Recent engagement in the United States has shown how a preoccupation with the visibility of HIV as a white, urban and gay male phenomenon obscures the ongoing impact of the pandemic on gender and sexual minorities (including trans women), people of colour, black and indigenous people in the context of historical legacies of colonial exploitation (Cheng, Juhasz, and Shahani 2020). The understanding of an “undetectable” viral load, now common as a measure in the global end of AIDS, relies on visibility at the microscopic level, eschewing community forms of care in favour of pharmaceutical solutions (Persson et al. 2016). Yet although shaped by globalised knowledge, understandings and interpretations of HIV—and their relationship to race, gender, sexuality and class—unfold differently in a post-authoritarian context where a dominant “regime of visuality,” is one in which “the compulsion to see and be seen is continually brought to crisis by the terror of seeing and being seen” (Steedly 2013, 262). In Indonesia, the HIV epidemic has become visible over the past three or so decades coinciding with a postauthoritarian context where “murkiness is itself a structural feature of politics” (Bubandt 2008, 812). The visibility of HIV in Indonesia thus emerges out of distinctive histories, including cultures of gender and sexual visibility and understanding of health and illness (Hegarty 2018; Thajib 2018; Samuels 2016).
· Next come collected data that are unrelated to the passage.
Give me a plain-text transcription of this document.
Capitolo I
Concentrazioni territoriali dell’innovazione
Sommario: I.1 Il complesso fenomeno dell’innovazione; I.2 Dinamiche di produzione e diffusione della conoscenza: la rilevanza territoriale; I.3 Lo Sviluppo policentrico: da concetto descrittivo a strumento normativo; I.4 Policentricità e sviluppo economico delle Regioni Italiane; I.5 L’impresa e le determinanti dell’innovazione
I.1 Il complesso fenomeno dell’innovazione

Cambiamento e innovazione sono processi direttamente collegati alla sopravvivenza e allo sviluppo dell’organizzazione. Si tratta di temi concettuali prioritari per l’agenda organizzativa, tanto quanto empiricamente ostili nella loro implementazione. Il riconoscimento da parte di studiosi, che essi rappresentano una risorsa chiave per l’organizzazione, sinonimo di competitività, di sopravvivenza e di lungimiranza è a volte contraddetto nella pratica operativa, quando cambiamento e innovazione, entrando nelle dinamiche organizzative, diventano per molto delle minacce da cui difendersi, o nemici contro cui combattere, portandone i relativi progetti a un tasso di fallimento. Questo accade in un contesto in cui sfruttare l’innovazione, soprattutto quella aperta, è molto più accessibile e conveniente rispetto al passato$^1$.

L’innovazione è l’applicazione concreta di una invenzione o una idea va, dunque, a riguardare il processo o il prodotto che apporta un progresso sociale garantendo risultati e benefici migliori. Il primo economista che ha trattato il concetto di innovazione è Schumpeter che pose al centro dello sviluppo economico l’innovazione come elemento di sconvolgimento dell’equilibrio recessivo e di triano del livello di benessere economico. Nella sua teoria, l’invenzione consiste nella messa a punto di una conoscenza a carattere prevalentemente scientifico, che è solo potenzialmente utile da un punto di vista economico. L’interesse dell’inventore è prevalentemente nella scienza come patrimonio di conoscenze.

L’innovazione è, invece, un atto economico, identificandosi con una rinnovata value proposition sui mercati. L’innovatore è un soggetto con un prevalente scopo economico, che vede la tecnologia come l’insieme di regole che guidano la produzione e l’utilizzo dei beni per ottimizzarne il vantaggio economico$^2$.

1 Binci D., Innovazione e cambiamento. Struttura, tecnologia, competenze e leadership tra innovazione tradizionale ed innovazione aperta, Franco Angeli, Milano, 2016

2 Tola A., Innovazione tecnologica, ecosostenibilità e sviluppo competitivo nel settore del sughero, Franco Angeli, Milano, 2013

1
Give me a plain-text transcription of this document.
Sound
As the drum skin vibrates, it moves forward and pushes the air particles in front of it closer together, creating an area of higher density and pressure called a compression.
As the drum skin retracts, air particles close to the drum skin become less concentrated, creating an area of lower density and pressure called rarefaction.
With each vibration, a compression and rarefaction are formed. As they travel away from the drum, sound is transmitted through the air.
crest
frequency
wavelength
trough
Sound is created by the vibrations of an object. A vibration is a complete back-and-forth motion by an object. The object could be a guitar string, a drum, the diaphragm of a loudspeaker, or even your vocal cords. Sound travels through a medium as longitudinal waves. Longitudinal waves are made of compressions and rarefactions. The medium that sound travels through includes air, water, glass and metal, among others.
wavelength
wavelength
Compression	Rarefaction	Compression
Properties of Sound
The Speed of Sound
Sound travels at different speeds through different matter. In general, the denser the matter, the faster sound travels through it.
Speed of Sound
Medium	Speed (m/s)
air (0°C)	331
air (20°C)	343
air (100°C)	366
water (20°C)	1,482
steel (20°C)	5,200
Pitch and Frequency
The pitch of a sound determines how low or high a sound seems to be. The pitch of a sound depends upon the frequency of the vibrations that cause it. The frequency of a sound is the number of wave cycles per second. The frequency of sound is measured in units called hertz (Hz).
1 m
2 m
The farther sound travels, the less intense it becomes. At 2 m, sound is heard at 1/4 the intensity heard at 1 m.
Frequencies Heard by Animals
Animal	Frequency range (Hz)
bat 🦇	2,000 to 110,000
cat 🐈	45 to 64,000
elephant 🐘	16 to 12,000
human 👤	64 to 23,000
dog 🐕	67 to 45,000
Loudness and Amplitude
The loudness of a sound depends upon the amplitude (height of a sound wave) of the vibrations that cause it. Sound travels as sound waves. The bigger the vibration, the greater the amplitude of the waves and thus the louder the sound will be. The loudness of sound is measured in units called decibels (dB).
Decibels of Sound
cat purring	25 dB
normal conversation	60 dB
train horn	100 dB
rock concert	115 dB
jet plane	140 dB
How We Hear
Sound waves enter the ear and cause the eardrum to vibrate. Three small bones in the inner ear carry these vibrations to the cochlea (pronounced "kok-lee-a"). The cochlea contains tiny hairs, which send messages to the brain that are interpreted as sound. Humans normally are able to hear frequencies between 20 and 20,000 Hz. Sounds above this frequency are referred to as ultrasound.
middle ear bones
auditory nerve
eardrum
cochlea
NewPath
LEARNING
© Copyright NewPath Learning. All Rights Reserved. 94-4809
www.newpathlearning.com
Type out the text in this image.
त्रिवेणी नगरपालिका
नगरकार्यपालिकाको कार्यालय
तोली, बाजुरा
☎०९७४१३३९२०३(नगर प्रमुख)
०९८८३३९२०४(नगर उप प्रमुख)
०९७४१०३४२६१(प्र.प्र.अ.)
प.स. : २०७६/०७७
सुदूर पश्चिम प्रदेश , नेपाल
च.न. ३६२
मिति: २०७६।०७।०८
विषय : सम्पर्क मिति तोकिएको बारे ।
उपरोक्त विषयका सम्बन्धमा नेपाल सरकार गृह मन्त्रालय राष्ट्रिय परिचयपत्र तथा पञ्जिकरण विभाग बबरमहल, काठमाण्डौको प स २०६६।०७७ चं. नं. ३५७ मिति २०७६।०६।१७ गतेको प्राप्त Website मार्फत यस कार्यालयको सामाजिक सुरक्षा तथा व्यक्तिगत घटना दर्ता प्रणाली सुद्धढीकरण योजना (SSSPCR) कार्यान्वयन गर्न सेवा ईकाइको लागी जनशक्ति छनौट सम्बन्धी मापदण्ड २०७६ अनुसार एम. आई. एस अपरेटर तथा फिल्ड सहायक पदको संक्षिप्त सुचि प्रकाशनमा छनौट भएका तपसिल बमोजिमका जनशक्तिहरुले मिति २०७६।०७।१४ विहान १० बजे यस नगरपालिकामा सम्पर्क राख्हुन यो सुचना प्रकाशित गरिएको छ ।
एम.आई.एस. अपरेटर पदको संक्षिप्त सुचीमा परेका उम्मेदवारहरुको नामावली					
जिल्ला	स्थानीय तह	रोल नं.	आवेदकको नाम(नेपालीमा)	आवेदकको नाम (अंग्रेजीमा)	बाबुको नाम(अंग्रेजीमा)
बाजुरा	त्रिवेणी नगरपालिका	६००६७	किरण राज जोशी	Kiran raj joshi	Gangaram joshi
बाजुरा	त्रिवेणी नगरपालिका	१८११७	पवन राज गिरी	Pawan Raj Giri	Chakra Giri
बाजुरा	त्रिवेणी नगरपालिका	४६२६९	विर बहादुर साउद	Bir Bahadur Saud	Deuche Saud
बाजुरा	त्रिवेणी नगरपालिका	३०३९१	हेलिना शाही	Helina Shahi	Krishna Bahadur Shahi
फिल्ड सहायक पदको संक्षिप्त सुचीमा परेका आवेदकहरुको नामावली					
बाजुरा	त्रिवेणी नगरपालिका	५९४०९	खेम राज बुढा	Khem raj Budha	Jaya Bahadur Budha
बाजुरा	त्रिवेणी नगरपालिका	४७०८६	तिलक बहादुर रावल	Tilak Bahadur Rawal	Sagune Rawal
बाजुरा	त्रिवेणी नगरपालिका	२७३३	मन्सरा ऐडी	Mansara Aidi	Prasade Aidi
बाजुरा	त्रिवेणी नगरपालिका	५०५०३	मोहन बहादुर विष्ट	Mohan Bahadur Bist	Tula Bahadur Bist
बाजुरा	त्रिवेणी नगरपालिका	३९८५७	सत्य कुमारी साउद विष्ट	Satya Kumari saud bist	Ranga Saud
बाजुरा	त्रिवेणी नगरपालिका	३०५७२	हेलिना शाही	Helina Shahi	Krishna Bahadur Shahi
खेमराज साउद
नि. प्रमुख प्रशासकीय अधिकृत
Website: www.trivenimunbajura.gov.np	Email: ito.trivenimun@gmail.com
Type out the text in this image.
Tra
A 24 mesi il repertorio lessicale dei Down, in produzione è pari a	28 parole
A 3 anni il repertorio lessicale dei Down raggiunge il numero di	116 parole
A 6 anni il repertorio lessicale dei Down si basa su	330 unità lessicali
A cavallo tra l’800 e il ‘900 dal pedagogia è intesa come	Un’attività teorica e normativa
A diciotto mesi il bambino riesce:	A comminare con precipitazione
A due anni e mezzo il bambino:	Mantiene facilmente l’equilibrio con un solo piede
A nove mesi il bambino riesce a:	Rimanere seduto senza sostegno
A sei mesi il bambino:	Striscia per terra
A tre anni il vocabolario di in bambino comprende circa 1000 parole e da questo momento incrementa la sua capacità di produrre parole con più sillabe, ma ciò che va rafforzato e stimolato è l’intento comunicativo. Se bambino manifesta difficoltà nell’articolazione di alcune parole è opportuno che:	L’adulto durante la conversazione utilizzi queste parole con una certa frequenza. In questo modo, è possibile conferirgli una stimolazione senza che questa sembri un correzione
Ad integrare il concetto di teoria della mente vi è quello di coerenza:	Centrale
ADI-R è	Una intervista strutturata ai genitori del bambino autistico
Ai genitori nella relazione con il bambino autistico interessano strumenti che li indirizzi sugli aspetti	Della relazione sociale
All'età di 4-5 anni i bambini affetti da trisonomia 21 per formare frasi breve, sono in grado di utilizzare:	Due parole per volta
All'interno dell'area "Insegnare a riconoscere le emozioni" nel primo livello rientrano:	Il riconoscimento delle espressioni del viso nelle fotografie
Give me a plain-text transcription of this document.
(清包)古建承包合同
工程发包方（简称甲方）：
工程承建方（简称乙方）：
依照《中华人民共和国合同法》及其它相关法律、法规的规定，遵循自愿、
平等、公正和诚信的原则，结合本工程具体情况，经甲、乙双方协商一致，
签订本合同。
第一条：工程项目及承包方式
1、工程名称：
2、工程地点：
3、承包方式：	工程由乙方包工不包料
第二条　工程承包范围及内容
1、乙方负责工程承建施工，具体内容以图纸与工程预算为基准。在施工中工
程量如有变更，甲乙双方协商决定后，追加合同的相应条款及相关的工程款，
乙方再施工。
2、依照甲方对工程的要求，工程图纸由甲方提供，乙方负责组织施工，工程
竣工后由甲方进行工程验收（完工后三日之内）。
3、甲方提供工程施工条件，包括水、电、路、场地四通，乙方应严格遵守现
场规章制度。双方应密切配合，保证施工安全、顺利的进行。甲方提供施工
The papers on this panel will demonstrate how the experience of HIV specific to Indonesia in its socio-historical context, but also offers critical theoretical insights for the expansion of HIV care globally. We aspire for the panel to be both interdisciplinary and diverse, encompassing a wide range of researchers working in different geographical areas in Indonesia, disciplinary training, and institutional affiliation. To this end, we invite papers which address HIV in Indonesia, across fields of medical anthropology, history, cultural studies, and public health.